In the past decade a number of substances have been proposed as alternative factors for the treatment of small asymptomatic AAAs. Several investigators have suggested that β-blocker therapy may slow the expansion rate of aneurysms by a still unknown mechanism. The results of their studies clearly show that β-adrenergic antagonists significantly attenuate the growth rate of large (> 5 cm) AAAs and also reduce the size of experimental AAAs in hypertensive rats.[112,113]
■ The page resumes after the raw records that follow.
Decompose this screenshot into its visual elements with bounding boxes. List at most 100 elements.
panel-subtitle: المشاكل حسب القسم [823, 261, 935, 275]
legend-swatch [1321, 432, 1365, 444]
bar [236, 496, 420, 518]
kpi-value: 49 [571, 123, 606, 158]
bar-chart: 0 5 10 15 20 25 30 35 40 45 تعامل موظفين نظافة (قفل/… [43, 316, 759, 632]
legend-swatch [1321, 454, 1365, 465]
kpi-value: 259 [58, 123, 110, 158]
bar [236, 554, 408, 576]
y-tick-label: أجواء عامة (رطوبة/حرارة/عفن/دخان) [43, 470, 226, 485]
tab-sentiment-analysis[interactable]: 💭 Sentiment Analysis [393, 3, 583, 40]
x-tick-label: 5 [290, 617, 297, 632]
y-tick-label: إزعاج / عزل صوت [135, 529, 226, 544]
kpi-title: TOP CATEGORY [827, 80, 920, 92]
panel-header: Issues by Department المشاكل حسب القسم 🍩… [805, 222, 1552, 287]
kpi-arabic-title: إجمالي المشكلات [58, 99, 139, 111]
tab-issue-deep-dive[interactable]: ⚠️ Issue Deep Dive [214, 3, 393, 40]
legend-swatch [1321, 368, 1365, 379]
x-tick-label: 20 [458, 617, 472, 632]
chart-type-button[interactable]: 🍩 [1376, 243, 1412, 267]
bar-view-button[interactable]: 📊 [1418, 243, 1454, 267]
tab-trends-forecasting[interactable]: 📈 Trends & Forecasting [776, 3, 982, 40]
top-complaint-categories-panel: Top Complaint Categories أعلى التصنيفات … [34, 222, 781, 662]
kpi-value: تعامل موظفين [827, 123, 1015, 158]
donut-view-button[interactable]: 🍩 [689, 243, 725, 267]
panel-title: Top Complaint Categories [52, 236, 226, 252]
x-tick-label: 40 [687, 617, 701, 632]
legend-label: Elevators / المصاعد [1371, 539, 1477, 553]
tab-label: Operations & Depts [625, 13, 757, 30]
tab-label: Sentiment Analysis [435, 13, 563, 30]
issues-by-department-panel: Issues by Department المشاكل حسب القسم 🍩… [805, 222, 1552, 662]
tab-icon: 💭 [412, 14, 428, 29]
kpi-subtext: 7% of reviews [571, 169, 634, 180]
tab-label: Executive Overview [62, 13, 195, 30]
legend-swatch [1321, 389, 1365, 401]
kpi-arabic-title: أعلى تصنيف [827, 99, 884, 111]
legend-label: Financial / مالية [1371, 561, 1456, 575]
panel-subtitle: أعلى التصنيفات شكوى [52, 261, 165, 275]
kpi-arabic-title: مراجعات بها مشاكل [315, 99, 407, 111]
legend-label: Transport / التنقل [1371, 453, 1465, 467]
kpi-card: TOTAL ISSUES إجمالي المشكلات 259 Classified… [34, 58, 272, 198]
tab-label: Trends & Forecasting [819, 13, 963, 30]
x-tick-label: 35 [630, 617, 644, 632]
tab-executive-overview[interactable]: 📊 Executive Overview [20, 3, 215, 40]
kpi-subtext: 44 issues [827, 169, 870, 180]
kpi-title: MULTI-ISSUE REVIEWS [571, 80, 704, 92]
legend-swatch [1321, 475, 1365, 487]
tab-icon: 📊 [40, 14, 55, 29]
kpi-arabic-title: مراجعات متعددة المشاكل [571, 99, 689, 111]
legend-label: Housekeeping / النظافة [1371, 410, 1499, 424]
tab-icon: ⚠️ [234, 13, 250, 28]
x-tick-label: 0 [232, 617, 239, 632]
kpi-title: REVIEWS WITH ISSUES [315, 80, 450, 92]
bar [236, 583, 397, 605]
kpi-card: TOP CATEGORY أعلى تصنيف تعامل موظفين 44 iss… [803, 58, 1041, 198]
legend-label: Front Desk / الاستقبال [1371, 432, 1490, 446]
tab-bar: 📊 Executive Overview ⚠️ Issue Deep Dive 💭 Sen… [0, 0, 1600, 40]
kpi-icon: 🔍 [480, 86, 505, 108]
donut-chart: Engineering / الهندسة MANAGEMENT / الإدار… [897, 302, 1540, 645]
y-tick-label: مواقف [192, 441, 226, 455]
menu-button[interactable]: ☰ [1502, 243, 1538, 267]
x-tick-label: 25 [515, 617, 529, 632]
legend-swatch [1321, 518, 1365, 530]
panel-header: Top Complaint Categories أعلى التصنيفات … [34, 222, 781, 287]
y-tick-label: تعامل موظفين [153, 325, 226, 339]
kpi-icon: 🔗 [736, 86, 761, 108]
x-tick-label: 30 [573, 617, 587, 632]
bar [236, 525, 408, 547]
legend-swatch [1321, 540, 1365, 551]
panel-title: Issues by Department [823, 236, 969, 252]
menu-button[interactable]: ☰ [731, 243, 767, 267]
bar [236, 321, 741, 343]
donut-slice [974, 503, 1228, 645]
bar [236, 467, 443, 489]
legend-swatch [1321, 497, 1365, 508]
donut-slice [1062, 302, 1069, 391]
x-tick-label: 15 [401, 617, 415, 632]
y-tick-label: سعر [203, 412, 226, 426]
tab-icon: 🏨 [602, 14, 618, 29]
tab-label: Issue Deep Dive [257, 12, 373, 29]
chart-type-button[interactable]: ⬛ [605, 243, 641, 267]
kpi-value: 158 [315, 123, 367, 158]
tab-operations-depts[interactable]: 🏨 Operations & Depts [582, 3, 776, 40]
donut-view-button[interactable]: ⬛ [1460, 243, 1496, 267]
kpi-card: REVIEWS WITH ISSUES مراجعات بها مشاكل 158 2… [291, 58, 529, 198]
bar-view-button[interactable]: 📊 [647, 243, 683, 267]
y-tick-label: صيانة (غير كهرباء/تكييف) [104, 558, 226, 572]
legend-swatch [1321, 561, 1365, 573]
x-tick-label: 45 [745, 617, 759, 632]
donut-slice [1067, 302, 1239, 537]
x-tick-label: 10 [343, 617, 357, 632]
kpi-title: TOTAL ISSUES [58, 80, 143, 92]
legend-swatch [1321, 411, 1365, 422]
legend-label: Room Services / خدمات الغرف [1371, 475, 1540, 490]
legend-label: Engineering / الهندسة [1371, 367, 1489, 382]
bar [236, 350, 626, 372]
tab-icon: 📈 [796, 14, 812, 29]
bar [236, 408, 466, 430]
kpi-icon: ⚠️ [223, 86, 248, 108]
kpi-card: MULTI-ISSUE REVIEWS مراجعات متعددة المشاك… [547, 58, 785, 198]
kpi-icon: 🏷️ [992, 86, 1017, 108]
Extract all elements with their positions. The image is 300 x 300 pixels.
In consideration of the finding that endogenous MMPs play an essential role in aortic wall degeneration, several researchers have examined the effects of several synthetic MMP-inhibitors on experimental models of AAAs. Marimastat, a competitive inhibitor of MMP-2 may have toxic effects on VSMCs and so it reduces matrix degradation and contributes to medial elastin preservation.[114] Batimastat (BB-94) and RS132908, hydroxamate-based broad-spectrum MMP inhibitors, have been shown to suppress the expansion of experimental AAA in rat models.[115,116] Finally, the oral administration of RS-113456, a non-selective MMP inhibitor, diminishes the flow-mediated arterial enlargement in a rat arteriovenous fistula model.[117]
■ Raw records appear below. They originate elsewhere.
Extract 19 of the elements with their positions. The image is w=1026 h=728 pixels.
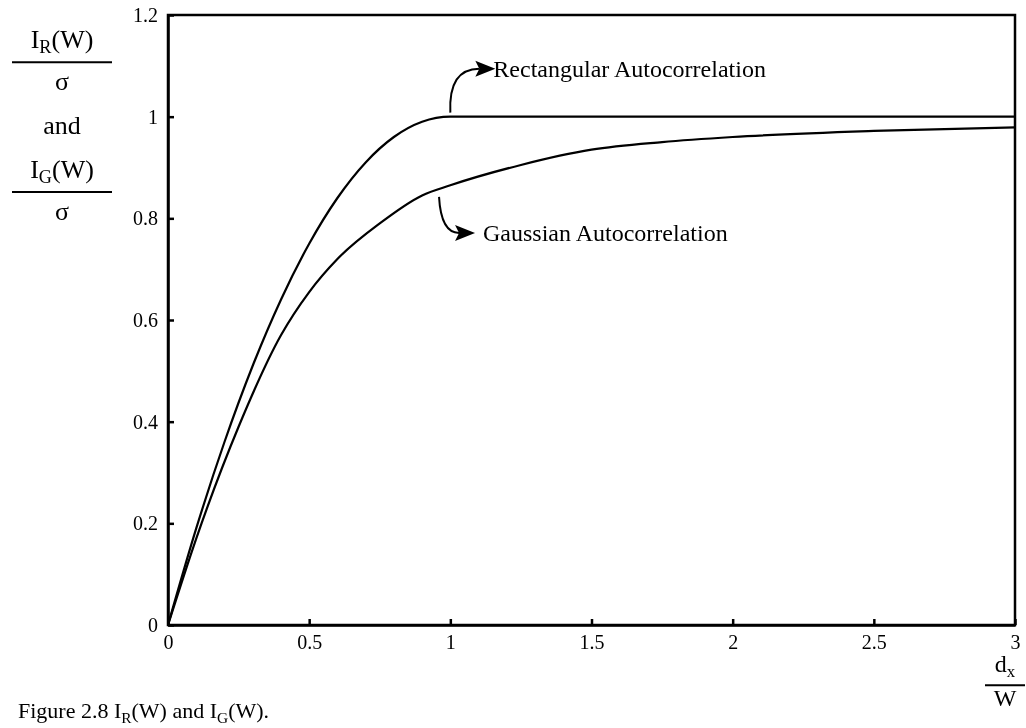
text: I$_{R}$(W) σ and I$_{G}$(W) σ: [30, 25, 94, 226]
y-tick-label: 0: [148, 613, 158, 636]
x-tick-label: 3: [1010, 631, 1021, 654]
x-tick-label: 1.5: [579, 631, 605, 654]
x-tick-label: 2.5: [861, 631, 887, 654]
caption: Figure 2.8 I$_{R}$(W) and I$_{G}$(W).: [18, 698, 270, 726]
y-tick-label: 1.2: [133, 3, 158, 26]
y-tick-label: 0.8: [133, 207, 158, 230]
annotation: Gaussian Autocorrelation: [483, 219, 728, 246]
x-tick-label: 0: [163, 631, 174, 654]
y-tick-label: 1: [148, 105, 158, 128]
x-axis-title: d$_{x}$ W: [993, 651, 1017, 712]
y-tick-label: 0.2: [133, 512, 158, 535]
annotation: Rectangular Autocorrelation: [493, 55, 766, 82]
x-tick-label: 2: [728, 631, 739, 654]
y-tick-label: 0.6: [133, 308, 158, 331]
x-tick-label: 0.5: [297, 631, 323, 654]
y-tick-label: 0.4: [133, 410, 158, 433]
x-tick-label: 1: [445, 631, 456, 654]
3-Hydroxy-3-methylglutaryl coenzyme A reductase inhibitors (HMG CoA), besides their cholesterol lowering effects, suppress the expression of various inflammatory molecules including MMPs.[118] The beneficial effects of these inhibitors are attributed not only to their actions on lipids, but also on numerous cardiovascular risk factors.[119] The addition of maximum clinical doses of cerivastatin in AAA tissue organ cultures down-regulates the production of MMP-9 and may prevent elastolysis in patients with AAA,[120] though it must be noted that cerivastatin was withdrawn from the market in 2001 for safety reasons. So it is hypothesized that several other members of the statins family may exhibit a similar effect and that future studies should examine the clinical validity of these hypolipidemic factors in the prevention of aneurysms.

The cumulative results of the above studies suggest that MMP inhibition is a feasible and promising alternative strategy for suppressing aortic degeneration. Further large, randomized clinical trials are required to confirm the importance of MMPs as potential therapeutic targets in patients with AAAs, particularly those with small asymptomatic aneurysms.